Wednesday, August 01, 2007

Dealing with Errno::EBADF in ruby net/http

In August 2006 I posted a question in a forum about an error (Bad File Descriptor) I was getting when using the net/http library of Ruby. Today, almost one year latter, I received an email from someone with that same problem asking for my advice and a few hours latter the same person wrote again saying he found a satisfactory solution and wanted to share it with me.

As part of this wonderful online community I am obliged to share my new knowledge in hopes it is useful to others as it was useful for me.

The Bad File Descriptor error (Errno::EBADF) occurred sporadically while using the net/http library to connect to a lot of pages (web spider) in a short time span. The main problem was that I could never catch that error (i.e. rescue it) and the script would not finish leaving a lot of pages without processing. To solve this problem at the time I split my script is several smaller ones and added a small delay between web pages.

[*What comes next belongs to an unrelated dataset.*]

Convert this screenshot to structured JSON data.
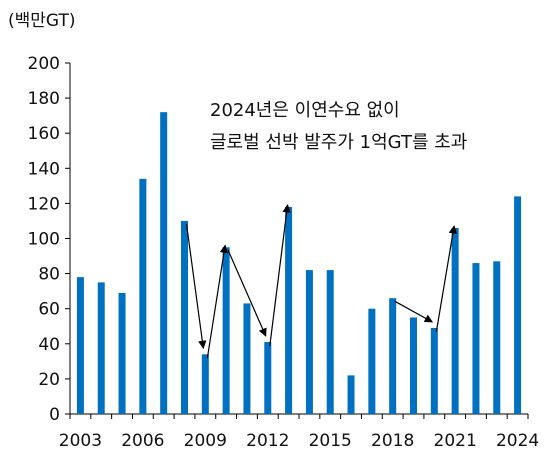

My solution works but that small delay for a thousand pages add up and the scripts take not minutes but hours to finish.

The email I got explained that the cause of this error is that the operating system (Win XP) is running out of TCP ports for new connections. Many of the sockets open are put in TIME_WAIT state (meaning that the client has closed but the server has yet to close from its side).

The first approach to solve this is to force Ruby to close the connection but there is no such facility, at least in Ruby 1.8.x, for doing it. The second solution and the one I received by mail was to increase the upper range of dynamically allocated to client TCP/IP connections to a value.

Here are the instruction on how to do it:
http://msdn2.microsoft.com/en-us/library/Aa560610.aspx

If you expect to make a lot of http connections fast using Ruby in a Windows XP machine then you better increase that number of ports or you will be around asking yourself what this random EBADF error is all about.